Para uskup Amerika Serikat, dalam sebuah surat pastoral berjudul Economic Justice for All (EJA), mengatakan bahwa tujuan utama komitmen keberpihakan kepada orang miskin ini adalah supaya mereka dapat

30 berpartisipasi aktif dalam hidup bermasyarakat. Mereka diberdayakan untuk mampu berbagi dalam dan menyumbang bagi kesejahteraan umum. Karena itu, prinsip the option for the poor and vulnerable tersebut menyatakan bahwa ketidakberdayaan kaum miskin melukai keseluruhan komunitas. Tingkat penderitaan mereka adalah ukuran sejauh mana kita telah menjadi sebuah komunitas sejati. Luka-luka itu hanya akan disembuhkan oleh solidaritas yang lebih besar dengan kaum miskin dan di antara kaum miskin sendiri (Curran, 2007).

Selanjutnya, prinsip-prinsip Ajaran Sosial Gereja tersebut dalam penelitian ini akan dipakai untuk pemeringkatan sejauh mana prinsip-prinsip Ajaran Sosial Gereja sudah diterapkan dalam kerangka Social Responsibility Management di Paroki Maria Assumpta Pakem. Untuk menerapkan kelima prinsip-prinsip Ajaran Sosial Gereja tersebut adalah menerapkannya dalam tindakan nyata. Seperti yang telah disampaikan oleh Paus Yohanes XXIII, ada langkah-langkah praktis untuk memahami prinsip-prinsip tersebut. Langkah pertama adalah perlu adanya pemahaman secara mendalam mengenai situasi yang ada maupun aktual terjadi di masyarakat. Wawasan mengenai teori-teori sosial diperlukan untuk menambah pemahaman dan perkembangan terbaru mengenai ilmu pengetahuan modern. Langkah yang kedua adalah menganalisis dan mengevaluasi situasi atau kondisi masyarakat dalam kerangaka kelima prinsip-prinsip tersebut. Dari analisis dan evaluasi tersebut kemudian ada penilaian yang diikuti dengan rancangan-rancangan kegiatan untuk kemudian diimplementasikan dalam tindakan nyata. Mengimplemnetasikan suatu tindakan-tindakan nyata merupakan langkah ketiga.

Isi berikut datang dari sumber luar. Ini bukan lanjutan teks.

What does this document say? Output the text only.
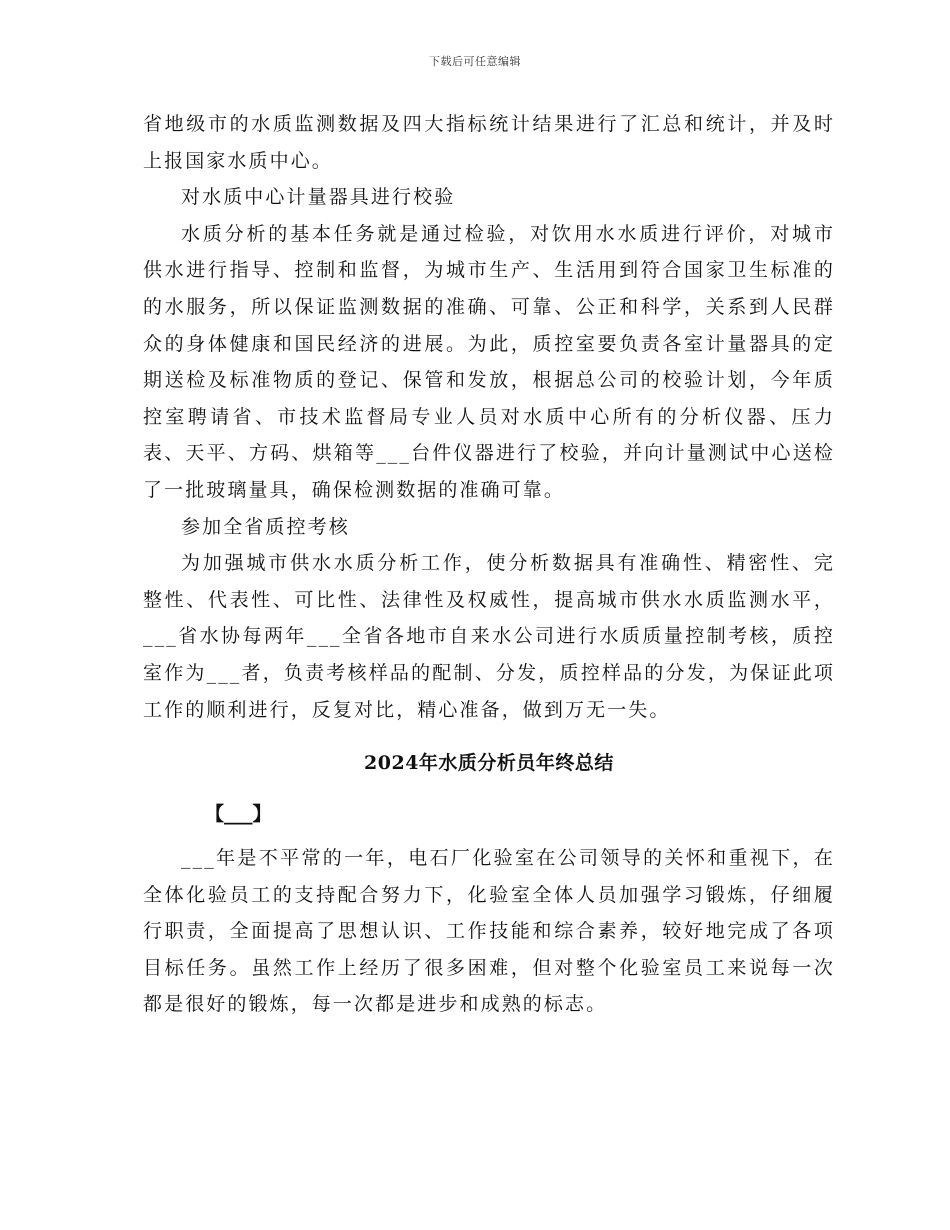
下载后可任意编辑

省地级市的水质监测数据及四大指标统计结果进行了汇总和统计，并及时上报国家水质中心。

对水质中心计量器具进行校验

水质分析的基本任务就是通过检验，对饮用水水质进行评价，对城市供水进行指导、控制和监督，为城市生产、生活用到符合国家卫生标准的的水服务，所以保证监测数据的准确、可靠、公正和科学，关系到人民群众的身体健康和国民经济的进展。为此，质控室要负责各室计量器具的定期送检及标准物质的登记、保管和发放，根据总公司的校验计划，今年质控室聘请省、市技术监督局专业人员对水质中心所有的分析仪器、压力表、天平、方码、烘箱等___台件仪器进行了校验，并向计量测试中心送检了一批玻璃量具，确保检测数据的准确可靠。

参加全省质控考核

为加强城市供水水质分析工作，使分析数据具有准确性、精密性、完整性、代表性、可比性、法律性及权威性，提高城市供水水质监测水平，___省水协每两年___全省各地市自来水公司进行水质质量控制考核，质控室作为___者，负责考核样品的配制、分发，质控样品的分发，为保证此项工作的顺利进行，反复对比，精心准备，做到万无一失。

2024年水质分析员年终总结
【___】

___年是不平常的一年，电石厂化验室在公司领导的关怀和重视下，在全体化验员工的支持配合努力下，化验室全体人员加强学习锻炼，仔细履行职责，全面提高了思想认识、工作技能和综合素养，较好地完成了各项目标任务。虽然工作上经历了很多困难，但对整个化验室员工来说每一次都是很好的锻炼，每一次都是进步和成熟的标志。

31 Langkah tersebut tidak hanya berhenti dengan melakukan rancangan-rancangan kegiatan tetapi diikuti dengan evaluasi serta refleksi tindakan tersebut dengan menggunakan parameter prinsip-prinsip Ajaran Sosial Gereja (Komisi Kateketik KAS, 2012:9-10).

Berkaitan dengan penelitian ini, langkah-langkah praktis yang diberikan oleh Paus Yohanes XXIII menjadi salah satu pedoman peneliti untuk melihat, menilai, dan mengevaluasi kegiatan-kegiatan yang dirancang oleh Tim PSE Paroki Maria Assumpta Pakem. Kemudian bentuk pengimplementasian kegiatan-kegiatan tersebut, serta dampak yang dihasilkan. Langkah-langkah tersebut sangat berkaitan dengan Program-Program Pemanfaatan Dana APP di Paroki Maria Assumpta Pakem yang bersifat pemberdayaan. Dengan demikian peneliti dapat mengevaluasi apakah keseluruhan proses kegiatan yang dijalankan sudah menggunakan langkah-langkah praktis tersebut atau belum.